In the past couple of years the best chess player on the planet is not an AI. And it’s not a human. It’s the team that Kasparov refers to centaurs; it’s the team of humans and AI. They are complementary. AIs and humans think differently. This is reflected in other disciplines. The world’s best medical diagnostician is not Watson, or a human doctor. It’s the team of Watson plus a doctor.
This idea of teaming, or collaborating with something that can be creative, make decisions, and develop consciousness (different than ours) requires us to learn to develop more self-awareness, increase our autonomy, and make better decisions. We are running on a different substrate, and it’s not a zero-sum game.
There is inherent beauty in this symmetry between machines and humans. That, if humans get to gain more awareness of themselves and gain mastery in something unique to them, we can work with machines to tackle something even greater.
At its essence, artificial intelligence is math and data. Math and data have rules. What is difficult about the problems that need to be solved today is that deep neural networks of the brain have a multidimensional space where there is no “sense” to be made. Or, at least we are still unable to make sense of the rules at play. At a certain point, we just don’t know what it all means (yet).

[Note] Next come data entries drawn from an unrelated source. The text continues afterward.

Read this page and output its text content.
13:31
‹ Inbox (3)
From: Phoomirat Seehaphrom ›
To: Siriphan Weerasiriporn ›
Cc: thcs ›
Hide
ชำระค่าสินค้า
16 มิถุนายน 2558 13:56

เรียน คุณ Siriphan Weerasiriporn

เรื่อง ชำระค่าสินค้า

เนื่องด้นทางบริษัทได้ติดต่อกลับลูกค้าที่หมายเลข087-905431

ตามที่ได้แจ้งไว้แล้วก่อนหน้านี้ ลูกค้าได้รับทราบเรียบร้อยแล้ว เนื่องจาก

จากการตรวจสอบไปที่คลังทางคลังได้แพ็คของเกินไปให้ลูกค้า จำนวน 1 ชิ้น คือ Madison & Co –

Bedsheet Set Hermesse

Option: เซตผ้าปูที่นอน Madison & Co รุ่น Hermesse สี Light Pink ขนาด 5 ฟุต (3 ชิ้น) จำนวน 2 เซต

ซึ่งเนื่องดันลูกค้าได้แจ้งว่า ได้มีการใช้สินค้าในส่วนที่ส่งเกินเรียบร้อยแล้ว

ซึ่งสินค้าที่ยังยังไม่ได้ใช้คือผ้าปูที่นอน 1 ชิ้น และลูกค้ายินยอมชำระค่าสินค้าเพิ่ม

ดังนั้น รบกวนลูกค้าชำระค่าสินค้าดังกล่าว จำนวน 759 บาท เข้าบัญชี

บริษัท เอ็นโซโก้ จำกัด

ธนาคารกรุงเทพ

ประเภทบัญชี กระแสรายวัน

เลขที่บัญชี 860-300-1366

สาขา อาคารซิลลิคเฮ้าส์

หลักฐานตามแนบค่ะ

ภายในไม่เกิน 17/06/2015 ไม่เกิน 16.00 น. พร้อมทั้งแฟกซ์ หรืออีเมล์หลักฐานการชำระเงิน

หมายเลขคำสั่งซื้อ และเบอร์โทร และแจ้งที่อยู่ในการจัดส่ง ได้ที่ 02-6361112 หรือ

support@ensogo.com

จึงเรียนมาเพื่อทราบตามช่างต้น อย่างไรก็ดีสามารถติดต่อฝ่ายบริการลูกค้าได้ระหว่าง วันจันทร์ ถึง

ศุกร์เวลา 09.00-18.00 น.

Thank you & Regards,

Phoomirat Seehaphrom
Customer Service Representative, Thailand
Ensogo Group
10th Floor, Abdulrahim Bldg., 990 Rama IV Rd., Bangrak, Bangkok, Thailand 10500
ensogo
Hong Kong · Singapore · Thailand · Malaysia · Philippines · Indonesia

If you relate to the metaphor of the brain in terms of a computer and the way that it receives, processes and stores information, you can appreciate that incoming information is acted upon by a series of processing systems. Each of these systems accepts, rejects or transforms the information in some way, resulting in some form of response.

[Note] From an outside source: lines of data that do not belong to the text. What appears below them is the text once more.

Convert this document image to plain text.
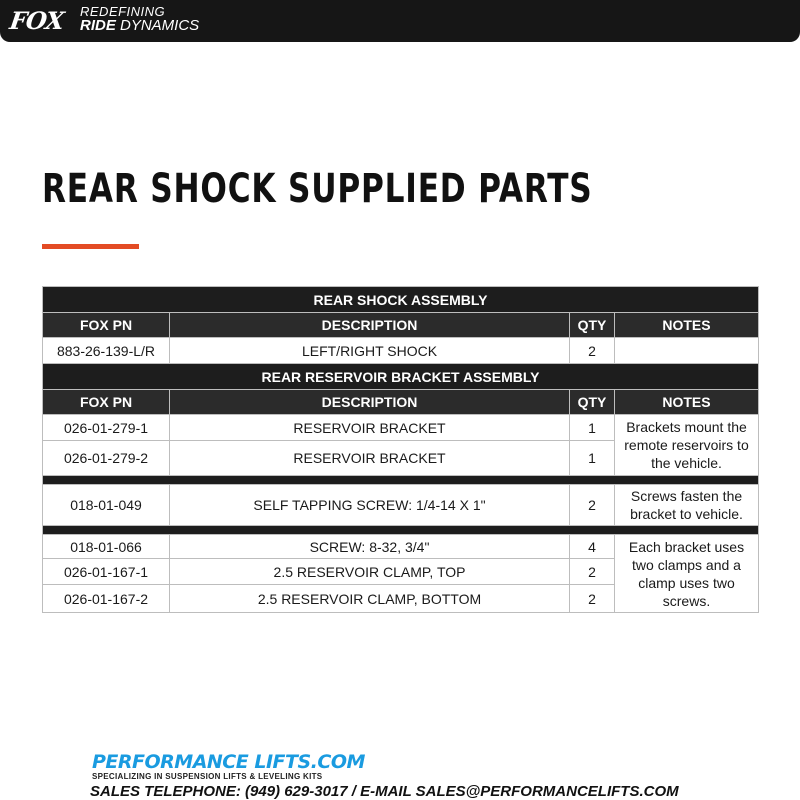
FOX REDEFINING
RIDE DYNAMICS
REAR SHOCK SUPPLIED PARTS
REAR SHOCK ASSEMBLY			
FOX PN	DESCRIPTION	QTY	NOTES
883-26-139-L/R	LEFT/RIGHT SHOCK	2	
REAR RESERVOIR BRACKET ASSEMBLY			
FOX PN	DESCRIPTION	QTY	NOTES
026-01-279-1	RESERVOIR BRACKET	1	Brackets mount the remote reservoirs to the vehicle.
026-01-279-2	RESERVOIR BRACKET	1	

018-01-049	SELF TAPPING SCREW: 1/4-14 X 1"	2	Screws fasten the bracket to vehicle.

018-01-066	SCREW: 8-32, 3/4"	4	Each bracket uses two clamps and a clamp uses two screws.
026-01-167-1	2.5 RESERVOIR CLAMP, TOP	2	
026-01-167-2	2.5 RESERVOIR CLAMP, BOTTOM	2	
PERFORMANCE LIFTS.COM
SPECIALIZING IN SUSPENSION LIFTS & LEVELING KITS
SALES TELEPHONE: (949) 629-3017 / E-MAIL SALES@PERFORMANCELIFTS.COM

Where there is a difference between the computer and the brain is in the type of processing of which each is capable. Computers are only capable of processing one bit of information at a time before moving on to the next bit, whereas the brain often engages in a multitude of bits of information simultaneously. There is also an issue about predictability, with the computer always reacting to the same input in exactly the same manner, whereas the brain may be subjected to emotional or environmental pressures that cause differences in reaction.
In short, we just don’t know the rules of the human brain. Therein lies the great fear of and opportunity for humankind: learning, guiding, or controlling these rules.